It is time again to take a look at another stock at the top of the dividend yield listing of international companies trading at ADRs in the U.S. Companhia Energetica Minas Gerais - Cemig - (NYSE:CIG) is listed as the highest yielding stock from Brazil and all of Latin America. For an investor who wants a high yield investment with emerging market exposure, Cemig deserves a closer look. And if you follow high-yield ADRs - or would like to - you know that sometimes figuring out the actual yield to U.S. investors can be problematic. That discussion will be tackled here also.
Cemig is one of the largest utility companies in Latin America. The company generates earnings through the generation, transmission and distribution of electric power. Generation and distribution account for about 40% each of EBITDA with transmission accounting for the balance. Cemig has operations in 22 of the 26 Brazilian states and in Chile. The company has a 7% market share in generation and 12% of distribution in Brazil with a goal of becoming a 20% provider of power in the country. Cemig is also expanding into natural gas distribution. The company has grown revenue and net income for each of the last three years. For the first quarter of 2012, Cemig reported a 20% increase in net income on a 15% rise in net revenue. Total power sold was up by 2.6%. The Brazilian state of Minas Gerais holds 51% of the Cemig common shares. The shares traded in the U.S. under the symbol are technically preferred shares, which is the more widely traded class of Cemig shares and earn dividends at the same rate a the common shares.
The Cemig dividend policy is to declare an annual dividend at the end of April of about half of the prior year's net income. The dividend is split into two payments which are paid out to shareholders in June and December. In addition to the regular dividends, Cemig may also declare an extraordinary dividend to be paid in December and has fairly regularly declared and paid stock dividends when the regular dividend is announced at the end of April each year. Here is a listing of the dividends paid over the last few years. Dividend amounts are in Brazilian Reals.
- 2012: Regular dividend amount: R$1.897 plus a 25% stock dividend with an ex date on April 30, the ex-dividend date of the regular dividend payment.
- 2011: Regular dividend: R$1.7535, Extraordinary dividend: R$1.246.
- 2010: Regular dividend: R$1.501, 10% stock dividend, Extraordinary dividend: R$1.319.
- 2009: Regular dividend: R$1.902 plus a 25% stock dividend.
The current share trading price in Brazil is R$34.72, which gives the shares a 5.5% yield based on the declared 2012 regular dividend.

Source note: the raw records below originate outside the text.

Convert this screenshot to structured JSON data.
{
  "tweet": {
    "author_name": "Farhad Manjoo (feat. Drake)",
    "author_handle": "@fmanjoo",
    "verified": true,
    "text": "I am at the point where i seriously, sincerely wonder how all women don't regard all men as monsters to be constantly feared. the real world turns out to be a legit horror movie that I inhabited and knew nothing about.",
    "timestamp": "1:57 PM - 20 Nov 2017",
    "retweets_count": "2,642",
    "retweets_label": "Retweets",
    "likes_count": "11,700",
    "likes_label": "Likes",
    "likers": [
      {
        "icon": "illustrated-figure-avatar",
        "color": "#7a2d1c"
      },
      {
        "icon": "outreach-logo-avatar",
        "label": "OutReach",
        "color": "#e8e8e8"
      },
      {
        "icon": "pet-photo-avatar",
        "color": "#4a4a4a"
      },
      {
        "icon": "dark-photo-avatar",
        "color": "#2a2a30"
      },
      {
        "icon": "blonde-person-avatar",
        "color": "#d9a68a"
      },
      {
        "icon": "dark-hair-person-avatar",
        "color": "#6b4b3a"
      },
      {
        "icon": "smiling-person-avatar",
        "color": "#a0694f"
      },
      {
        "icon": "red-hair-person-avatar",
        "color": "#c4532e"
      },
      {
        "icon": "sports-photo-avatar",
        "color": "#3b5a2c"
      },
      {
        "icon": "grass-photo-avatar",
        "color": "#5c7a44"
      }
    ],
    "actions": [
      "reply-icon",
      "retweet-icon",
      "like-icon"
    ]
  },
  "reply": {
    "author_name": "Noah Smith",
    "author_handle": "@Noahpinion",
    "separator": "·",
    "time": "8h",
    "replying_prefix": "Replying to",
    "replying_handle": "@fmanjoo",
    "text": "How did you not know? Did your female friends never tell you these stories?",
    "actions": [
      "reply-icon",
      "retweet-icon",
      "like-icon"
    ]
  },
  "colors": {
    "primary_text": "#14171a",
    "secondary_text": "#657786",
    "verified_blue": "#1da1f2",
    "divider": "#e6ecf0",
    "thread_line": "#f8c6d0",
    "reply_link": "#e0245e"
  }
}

Over recent years, the regular plus extraordinary dividends and stock dividends have pushed the yield to investors up into the double-digit range. Putting some shares of Cemig into your brokerage account should result in a tidy pile of cash accumulation after several years of earnings.
The danger of owning Cemig is the slowing of Brazilian economic growth and the resulting weakness in the Real. So far this year, the Cemig shares have weathered both the drop in the Brazilian stock market and the weakness of the Real. Through the first five months of 2012, the iShares MSCI Brazil Index ETF (NYSEARCA:EWZ) is down about 10% and CIG is up 20%.
Disclosure: I have no positions in any stocks mentioned, and no plans to initiate any positions within the next 72 hours.